Corus will be holding a conference call for financial analysts to discuss this transaction as well as its Q1 2016 results today, Wednesday, January 13, 2016 at 7 a.m. MT / 9 a.m. ET.  Media are welcome to participate on a listen-only basis. To participate, the dial-in number for the conference call is 1.800.925.4693 (toll-free North America) or 416.641.6202 (local or international). PowerPoint slides will be posted 15 minutes prior to the start of the call on www.corusent.com in the Investor Relations section.

Non-IFRS Measures

This press release makes reference to certain non-IFRS measures.  These non-IFRS measures are not recognized measures under IFRS, do not have a standardized meaning prescribed by IFRS and are therefore unlikely to be comparable to similar measures presented by other companies.  Corus believes these non-IFRS measures provide additional information to complement IFRS measures by providing further understanding of operations from management’s perspective. Accordingly, non-IFRS measures should never be considered in isolation or as a substitute for other financial measures determined in accordance with IFRS as issued by the International Accounting Standards Board. Corus presents non-IFRS measures, specifically EBITDA, adjusted EBITDA (which is also referred to by Corus as “segment profit” and by Shaw Media as “operating income before restructuring costs and amortization”), free cash flow and Pro forma Total Debt / LTM Adjusted EBITDA as it believes these non-IFRS measures are frequently used by securities analysts, investors and other interested parties as measures of financial performance and to provide a supplemental measure of operating performance and also to highlight trends that may not otherwise be apparent when relying solely on IFRS financial measures. The definitions of the non-IFRS measures contained in this press release are as follows:

EBITDA is calculated as net income before interest, income taxes, depreciation and amortization.

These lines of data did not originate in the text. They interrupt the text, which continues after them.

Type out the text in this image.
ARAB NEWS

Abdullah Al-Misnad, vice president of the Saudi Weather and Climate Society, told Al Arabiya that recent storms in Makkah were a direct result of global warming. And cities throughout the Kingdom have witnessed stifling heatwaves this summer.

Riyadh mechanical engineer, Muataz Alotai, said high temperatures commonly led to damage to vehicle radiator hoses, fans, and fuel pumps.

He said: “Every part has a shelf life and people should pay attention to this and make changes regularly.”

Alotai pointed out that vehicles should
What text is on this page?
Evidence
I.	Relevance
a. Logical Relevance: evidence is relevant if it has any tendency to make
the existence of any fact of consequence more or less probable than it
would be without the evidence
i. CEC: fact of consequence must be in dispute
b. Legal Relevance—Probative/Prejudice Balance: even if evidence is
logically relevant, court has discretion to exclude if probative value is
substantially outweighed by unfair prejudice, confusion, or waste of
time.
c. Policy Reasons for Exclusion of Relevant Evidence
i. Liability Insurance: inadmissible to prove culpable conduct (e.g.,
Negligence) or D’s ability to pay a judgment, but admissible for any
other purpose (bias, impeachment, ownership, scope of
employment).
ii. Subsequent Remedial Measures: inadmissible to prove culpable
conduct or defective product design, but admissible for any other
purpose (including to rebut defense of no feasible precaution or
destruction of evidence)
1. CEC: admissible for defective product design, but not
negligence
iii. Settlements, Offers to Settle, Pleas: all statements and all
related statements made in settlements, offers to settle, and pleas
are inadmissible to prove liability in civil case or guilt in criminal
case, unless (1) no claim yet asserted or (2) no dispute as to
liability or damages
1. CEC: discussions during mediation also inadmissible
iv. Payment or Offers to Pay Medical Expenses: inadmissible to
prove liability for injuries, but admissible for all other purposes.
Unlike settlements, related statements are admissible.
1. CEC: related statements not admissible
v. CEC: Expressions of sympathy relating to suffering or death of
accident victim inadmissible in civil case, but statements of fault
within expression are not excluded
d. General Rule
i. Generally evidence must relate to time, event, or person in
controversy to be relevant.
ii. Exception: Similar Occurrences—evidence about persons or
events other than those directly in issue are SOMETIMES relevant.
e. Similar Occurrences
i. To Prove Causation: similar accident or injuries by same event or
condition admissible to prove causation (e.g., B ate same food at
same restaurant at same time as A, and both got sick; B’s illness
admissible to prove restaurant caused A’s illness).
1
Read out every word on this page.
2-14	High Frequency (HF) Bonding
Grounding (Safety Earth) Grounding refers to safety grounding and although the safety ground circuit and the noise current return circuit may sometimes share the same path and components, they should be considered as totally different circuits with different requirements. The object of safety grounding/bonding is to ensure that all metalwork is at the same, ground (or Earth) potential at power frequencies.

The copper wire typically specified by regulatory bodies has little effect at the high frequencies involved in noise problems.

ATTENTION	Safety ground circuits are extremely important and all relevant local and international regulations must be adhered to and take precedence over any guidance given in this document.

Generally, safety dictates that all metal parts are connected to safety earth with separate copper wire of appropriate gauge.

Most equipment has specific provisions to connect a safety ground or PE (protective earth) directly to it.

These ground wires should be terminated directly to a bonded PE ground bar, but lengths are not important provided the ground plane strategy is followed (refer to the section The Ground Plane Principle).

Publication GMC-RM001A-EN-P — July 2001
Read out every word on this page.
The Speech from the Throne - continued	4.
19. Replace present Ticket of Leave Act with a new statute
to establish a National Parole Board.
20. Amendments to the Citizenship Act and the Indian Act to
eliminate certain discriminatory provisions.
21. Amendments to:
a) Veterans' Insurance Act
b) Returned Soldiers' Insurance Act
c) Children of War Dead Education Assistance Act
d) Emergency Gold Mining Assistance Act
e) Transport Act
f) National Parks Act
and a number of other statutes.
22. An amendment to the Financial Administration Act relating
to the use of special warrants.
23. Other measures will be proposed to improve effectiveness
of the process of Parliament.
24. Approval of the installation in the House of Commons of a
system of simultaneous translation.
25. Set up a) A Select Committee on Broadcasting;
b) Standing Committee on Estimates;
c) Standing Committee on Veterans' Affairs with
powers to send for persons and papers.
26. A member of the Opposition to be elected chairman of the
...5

Adjusted EBITDA is calculated as EBITDA adjusted for items not indicative of Corus’ core operating results, and not used in management’s evaluation of the business segment’s performance, such as: broadcast license and goodwill impairment; significant intangible asset impairments; debt refinancing; non-cash gains or losses and certain other income and expenses.

Free cash flow is calculated as cash provided by (used in) operating activities less cash used in investing activities, as reported in the consolidated statements of cash flows, and then adjusting for the following items: cash used for business combinations and strategic investments and; cash received from strategic divestments; and cash due to parent.

Pro forma Total Debt / LTM Adjusted EBITDA for Corus is calculated as the total debt of Corus to be assumed upon completion of the acquisition divided by the sum of the segment profit of Corus for the 12 months ended November 30, 2015, plus the operating income before restructuring costs and amortization of Shaw Media for the 12 months ended November 30, 2015.